Views from the Marketplace are paid for by advertisers and select partners of MIT Technology Review.
Context, Language, and Reasoning in AI: Three Key Challenges
The next phase in the AI revolution calls for advances in how the technology addresses and processes data from the non-vision world.
Today, artificial intelligence (AI) is rapidly emerging out of R&D labs and into the mainstream. Smart technologies are changing every aspect of our lives, from the way we work, to health care, education, travel, and transportation. One example: the self-driving cars produced by Google and Tesla. There are also many successful applications in the computer vision space.
But what about the non-vision applications of AI: that is, areas including non-spatial data—most importantly, text and numbers? The IBM Watson technology platform has famously beaten human chess grandmasters and a “Jeopardy” champion and is featured with celebrities in TV ads heralding the arrival of a smarter planet. Google’s AlphaGo recently beat a Korean grandmaster in an even more complex challenge, the ancient game of Go.
Does all that mean AI is finally here for non-vision applications? We believe the answer is an emphatic “yes”—but not with the current approaches used by IBM and Google.

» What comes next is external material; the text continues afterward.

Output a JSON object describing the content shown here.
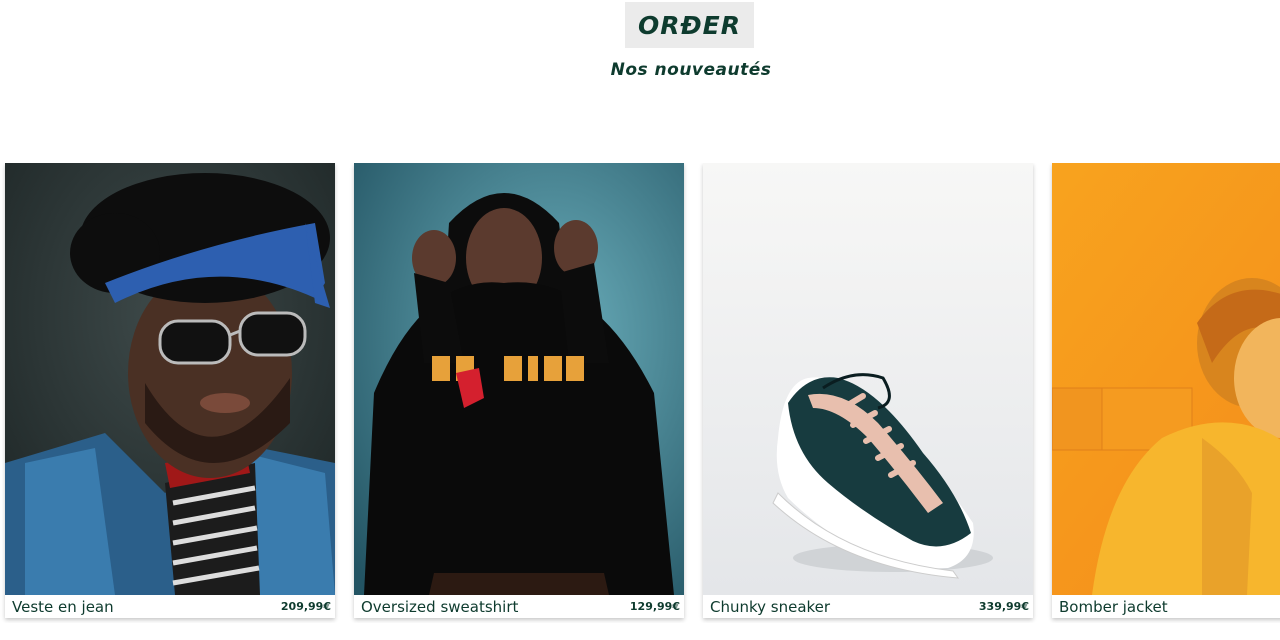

Because of AI’s revolutionary potential, its applications in non-vision problems have attracted tremendous interest. There have also been attempts to replicate what worked with spatial data and apply it to text (and numbers). I’m referring to what seems like a blind rush of computational, statistically based approaches to process natural language. Such approaches attempt to turn text into data and then look for deep patterns in that data.
That situation reminds me of when physicists entered the financial market space and attempted to create predictive models for financial data. Such efforts are bound to fail, as has already happened to several companies. Eventually, the hype and illusion of applicability will wear off. Then we’ll address the problem by focusing on the fundamental characteristics of the data and devising an approach that is more conceptually sound.
Addressing a Trio of Challenges
AI technologies must overcome three challenges to be successful in the non-vision world (and perhaps even in the vision world): language, context, and reasoning.
A recent MIT Technology Review article, “AI’s Language Problem,” eloquently points out the first challenge. Today’s AI technologies, including those IBM Watson and Google AlphaGo, struggle to process language the way that humans do. That’s because the large majority of the current implementations approach text as data, not as language. They apply the same techniques that worked on spatial data to text.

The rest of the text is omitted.